Dear visitor and (potential) reader, welcome to my site and my blog.
This is the belated first of what I hope to be many entries commenting on whales, whaling, and literary and environmental issues. I invite interested parties to join in and send me e-mails and links and help generate an exciting dialog.
A few words of introduction. What began as a fascination for kayaking around and watching whales has now blossomed into a 400 plus page book. The Lost Fleet represents the end of a long personal journey, some seven years in duration, and it is with both regret and delight I put the book at the disposal of the reading public. Any book of this size is both a companion and drag to the writer trying to complete it. The book stays fixed in his mind day and night: It is both his gloomiest damnation and his most blissful redemption. Sometimes it seems as if he cannot go any further, that the next word is like a dollar to be hoarded, and the enterprise is unendurable. The next moment, he is spinning out his yarn with ease and it seems as if he can go forever and never wants the joy of the story-telling to end. The experience, I believe, is similar to hanging on to a pendulum that swings with no particular rhythm from heaven to hell. It took me about twice as long as the average whaling voyage to finish this–but, in any case, the book is done.
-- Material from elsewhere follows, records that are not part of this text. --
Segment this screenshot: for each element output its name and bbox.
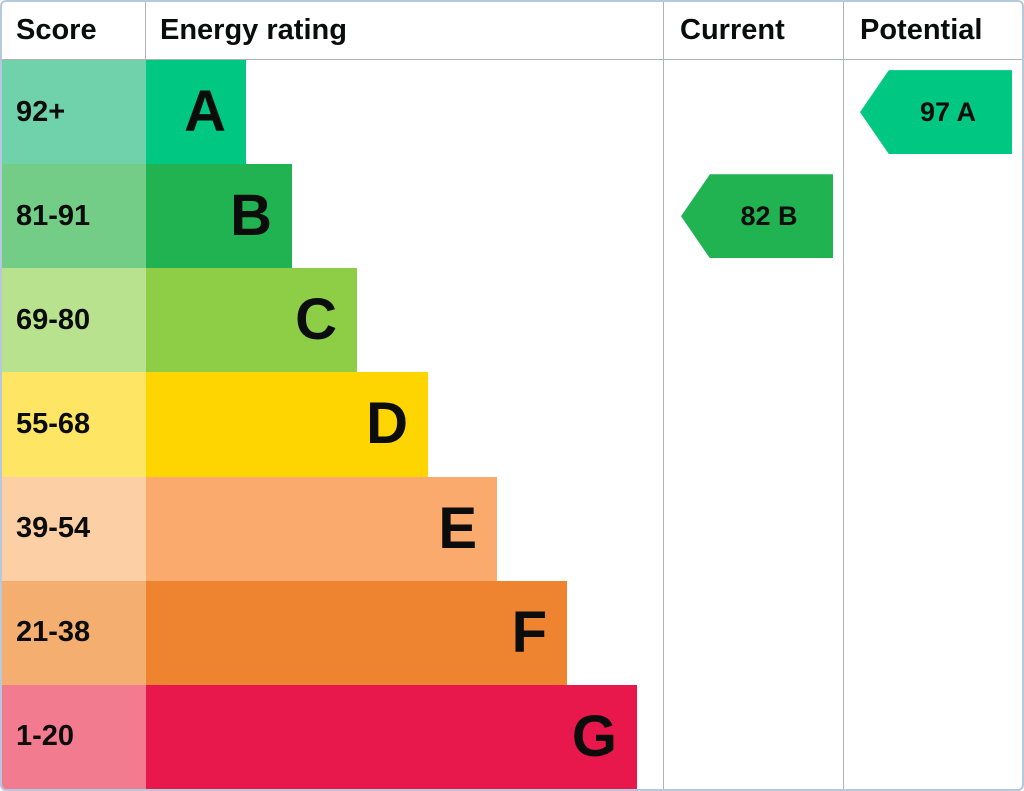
header-potential: Potential — [843, 2, 1022, 59]
current-arrow-label: 82 B — [740, 200, 798, 231]
band-letter: G — [571, 703, 617, 769]
rating-bar: A — [146, 60, 246, 165]
band-letter: F — [511, 599, 547, 665]
rating-cell: B — [146, 164, 663, 269]
band-row-c: 69-80 C — [2, 268, 1022, 373]
current-cell — [663, 60, 843, 165]
band-letter: D — [366, 391, 408, 457]
current-cell — [663, 372, 843, 477]
potential-cell — [843, 164, 1022, 269]
score-cell: 21-38 — [2, 580, 146, 685]
header-row: Score Energy rating Current Potential — [2, 2, 1022, 60]
rating-bar: B — [146, 164, 292, 269]
current-arrow: 82 B — [681, 174, 833, 259]
current-cell — [663, 684, 843, 789]
potential-cell — [843, 684, 1022, 789]
current-cell — [663, 580, 843, 685]
band-row-b: 81-91 B 82 B — [2, 164, 1022, 269]
band-row-a: 92+ A 97 A — [2, 60, 1022, 165]
score-cell: 55-68 — [2, 372, 146, 477]
current-cell — [663, 268, 843, 373]
rating-cell: A — [146, 60, 663, 165]
potential-cell: 97 A — [843, 60, 1022, 165]
potential-cell — [843, 268, 1022, 373]
band-row-e: 39-54 E — [2, 476, 1022, 581]
rating-bar: G — [146, 684, 637, 789]
band-rows: 92+ A 97 A 81-91 B 82 B 69-80 — [2, 60, 1022, 789]
score-cell: 92+ — [2, 60, 146, 165]
band-letter: B — [230, 183, 272, 249]
current-cell: 82 B — [663, 164, 843, 269]
header-score: Score — [2, 2, 146, 59]
rating-bar: E — [146, 476, 497, 581]
potential-cell — [843, 372, 1022, 477]
potential-cell — [843, 476, 1022, 581]
potential-arrow-label: 97 A — [919, 96, 977, 127]
rating-cell: G — [146, 684, 663, 789]
rating-cell: F — [146, 580, 663, 685]
score-cell: 1-20 — [2, 684, 146, 789]
band-letter: C — [295, 287, 337, 353]
band-letter: E — [438, 495, 477, 561]
current-cell — [663, 476, 843, 581]
band-row-d: 55-68 D — [2, 372, 1022, 477]
rating-bar: D — [146, 372, 428, 477]
potential-cell — [843, 580, 1022, 685]
band-row-g: 1-20 G — [2, 684, 1022, 789]
header-current: Current — [663, 2, 843, 59]
score-cell: 69-80 — [2, 268, 146, 373]
rating-cell: D — [146, 372, 663, 477]
score-cell: 39-54 — [2, 476, 146, 581]
rating-cell: C — [146, 268, 663, 373]
band-letter: A — [184, 79, 226, 145]
header-energy-rating: Energy rating — [160, 14, 347, 46]
rating-cell: E — [146, 476, 663, 581]
rating-bar: C — [146, 268, 357, 373]
potential-arrow: 97 A — [860, 70, 1012, 155]
score-cell: 81-91 — [2, 164, 146, 269]
rating-bar: F — [146, 580, 567, 685]
band-row-f: 21-38 F — [2, 580, 1022, 685]
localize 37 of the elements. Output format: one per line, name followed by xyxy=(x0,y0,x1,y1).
In the story, we follow Thomas and Eliza from their youths in Connecticut where they met and fell in love and married, all through their voyages together, the births and deaths of their children, to the end of Yankee whaling. I was a greenhorn when I started, but now feel as if I were an old salt. I’ve learned that the Yankee whalers–and the other mariners, Hawaiians, Cape Verdeans, Azoreans, Africans, to name a few others who sailed with them–were a different breed of men and women. Stronger, tougher, and much less dependent on technology, what they lacked by way of electricity and communications gadgets and tools they compensated for with brawn, skill, and sheer courage. Every day they performed great tasks with both boldness and skill to survive on that most inhospitable of environments, the ocean that wraps the planet in its wet and life-sustaining girdle.
These men and women, heroes and heroines in so many ways, lived life more intensely and vividly than we do. Their lives were shorter than ours, and they were less addicted to enervating and superfluous luxuries such as cars and dishwashers. They lacked the electronic-powered entertainments that have distributed junk songs and movies en masse to reshape our minds into those of illiterate idiots. When they spoke, they had a pure clean nautically-flavored English that in its own simple way is as beautiful and expressive as the finest poetry. They could mean just what they said in a way that seems impossible now, our vocabularies are so polluted with sports junk, and empty near-meaningless phrases.
Their lives were mini-epics. Whaling men survived for months if not years alone on the sea, killing whales, fighting bad weather, running from pirates, and sailing ever onwards to fill their holds. They even performed their own surgeries–one tough master from Nantucket supervised the amputation of his own leg without anesthetics of antibiotics. I’ve developed a great reverence for the Old Yankee Whalers and what they achieved–both good and bad. Our oceans, scoured of several species of whales, is a testimony to their prowess.
In this story, we visit the major whaling ports of the 19th century: New Bedford, a rich gem of a city, then as now, working for a living from the ocean; and Nantucket, the small sandy island doomed to decay and reinvention as a refuge for the rich. We sojourn to rowdy and expanding San Francisco and Honolulu, and to Japan, Siberia, and Alaska, and many other places. Major figures of history step in: Raphael Semmes, Jefferson Davis, Frederick Douglass, Gideon Welles, and more. We see men and whales killed, fortunes made and lost, ships wrecked, the twists and turns of nature, human treachery and faithfulness. Above all, we get to know a man and woman and their enduring love over decades oceans and continents.
Thanks for your indulgence. I extend to you my warmest invitation to take a voyage on the pages of the Lost Fleet and be as thrilled, amazed and amused as I was. I only hope you enjoy reading this book half as much as I enjoyed writing it. Part of me remains with the Williamses in their century, on their ship, and absorbed in their story.